Since this is a property forum – yep – lots of developing happening in Cyprus, lots of it aimed at the Poms.

wombat
 
don't see why not, as it has been the trend since reliable records have been kept.

but, as the other guys have been saying, in a very interesting, roundabout way, the physical value of the house is irrelevant - what is relevant is the comparative value at the time with other requirements of life.

for example ... my current home has nearly doubled in the last five years (yay, more equity to draw down to buy ip's) but so has the price of petrol and a loaf of bread and a litre of milk - so it's all relevant. and before i get hounded - i realise that the price of other items have reduced or remained the same as they were five years ago such as televisions, cars and airfares - but these aren't staples of life.

only have to look at how many people are millionaires now compared to 10 years ago - it's easy to be a millionaire net worth today, but it doesn't mean you are rich anymore - that is saved for the multi-multi-millionaires and above.

of which i hope to join in the next 5 years :D ... lizzie
 
natedog said:
ah yes...1 to many zeros..would be nice if it was 200 though :)

And given that wages and the cost of living are at least 10 times (and possibly 20 times) that in 1969, then the real increase doesn't look so impressive.

30 year comparisons (and forward extrapolations) are marred by the record of the last 30 years, where two of the decades included (1970s and 1980s) were marked by high inflation, and the 1990s/2000s (so far) by low inflation.

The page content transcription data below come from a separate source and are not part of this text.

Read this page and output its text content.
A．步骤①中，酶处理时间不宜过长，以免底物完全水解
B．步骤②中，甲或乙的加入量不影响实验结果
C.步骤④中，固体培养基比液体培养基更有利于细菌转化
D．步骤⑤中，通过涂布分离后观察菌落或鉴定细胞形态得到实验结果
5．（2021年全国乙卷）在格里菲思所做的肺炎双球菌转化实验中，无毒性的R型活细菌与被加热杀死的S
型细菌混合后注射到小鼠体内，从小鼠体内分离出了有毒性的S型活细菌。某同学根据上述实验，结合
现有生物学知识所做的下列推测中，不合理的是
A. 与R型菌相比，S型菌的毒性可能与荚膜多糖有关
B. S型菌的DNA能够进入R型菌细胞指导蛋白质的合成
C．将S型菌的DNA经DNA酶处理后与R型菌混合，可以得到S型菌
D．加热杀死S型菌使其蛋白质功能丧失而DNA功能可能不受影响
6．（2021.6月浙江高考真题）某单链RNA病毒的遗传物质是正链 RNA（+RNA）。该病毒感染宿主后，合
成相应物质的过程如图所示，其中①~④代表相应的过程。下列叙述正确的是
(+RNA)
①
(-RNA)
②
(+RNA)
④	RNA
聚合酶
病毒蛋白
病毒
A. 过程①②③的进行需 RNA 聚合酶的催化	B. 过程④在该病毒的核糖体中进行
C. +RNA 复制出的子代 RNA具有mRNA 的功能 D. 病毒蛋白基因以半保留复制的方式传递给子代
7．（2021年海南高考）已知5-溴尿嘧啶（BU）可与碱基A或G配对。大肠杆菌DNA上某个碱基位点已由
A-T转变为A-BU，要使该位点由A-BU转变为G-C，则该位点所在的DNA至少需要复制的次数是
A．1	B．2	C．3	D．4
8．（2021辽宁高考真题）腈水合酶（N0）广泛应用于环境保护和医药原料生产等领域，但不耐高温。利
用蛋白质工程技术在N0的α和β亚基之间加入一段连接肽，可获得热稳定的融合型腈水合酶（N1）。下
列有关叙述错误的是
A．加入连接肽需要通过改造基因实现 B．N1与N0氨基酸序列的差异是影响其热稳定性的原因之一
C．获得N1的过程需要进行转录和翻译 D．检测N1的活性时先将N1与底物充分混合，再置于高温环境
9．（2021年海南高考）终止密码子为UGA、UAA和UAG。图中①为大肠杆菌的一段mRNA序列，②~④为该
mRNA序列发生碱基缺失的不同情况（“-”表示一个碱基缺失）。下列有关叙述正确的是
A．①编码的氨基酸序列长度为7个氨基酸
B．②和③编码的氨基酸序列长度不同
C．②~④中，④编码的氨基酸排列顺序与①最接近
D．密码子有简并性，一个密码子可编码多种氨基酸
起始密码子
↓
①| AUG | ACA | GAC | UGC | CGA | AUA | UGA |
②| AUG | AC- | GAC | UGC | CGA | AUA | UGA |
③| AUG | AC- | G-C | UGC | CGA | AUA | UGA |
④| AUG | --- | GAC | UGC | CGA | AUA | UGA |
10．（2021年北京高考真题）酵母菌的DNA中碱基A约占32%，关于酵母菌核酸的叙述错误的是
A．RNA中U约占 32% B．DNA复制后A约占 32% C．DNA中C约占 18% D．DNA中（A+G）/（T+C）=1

Who knows what the future will bring?

Maybe one way to measure progress is ownership of X number of 'average houses'. Given housing costs are normally 25% of average income, you will need to own outright a minimum of five to six 'average houses' to have a hope of receiving an 'average' income via passive means (whether you do this or control more through leverage is up to you). Or if yields are too low, work on a wealth of approx 20 times desired annual income.

For convenience, it is probably soon time to drop the 5 cent piece.

More radically, make 10c = 1c, $1 = 10c etc. But this would be a bureaucratic nightmare, have no clear benefits and dent people's egos (as average incomes are now only a few thousand pa even though their value is unchanged).

Rgds, Peter
 
It is said that in roman days one could buy a good suit for 1oz of gold. (Hey: I'm just repeating what I'm told)

Paul Keating may need two oz's to buy his favourite Italian suit today and many of us may use less, (not me, I don't own one) but that doesn't detract from the uncanny consistency in this measure. BY comparison we are talking about a 2005 $1 being worth 5c when today's newborn think about investing if Nat's doubling every 7yrs holds true. (OK SOS, I have been drinking and not about to check for accuracy)

Get real! absolutely nothing can consistantly increase in value greater than long term price/wage inflation, including property.

Short term (next 50yrs) the divergent asset class will not be property. In fact I believe it will revert to the mean. ie Will lose relevant purchasing power.

I am not about to say what I believe will be the one to excel but sure as God made little apples there will be a stand-out investment.

If you think you're smarter than the average bear......... start lookin'

Thommo
 
natedog said:
Hey Forumites, with the new median melbourne price of $350k, how realistic do you think it is that in 40 years time, allowing property to double in price every ten years, that the median will be $5.6 million?

value is what its worth, price is what you get can get someone to pay for it :)

for the long term, i gues you want to focus on the things that will help it increase in value. for me thats land content + (relative) location.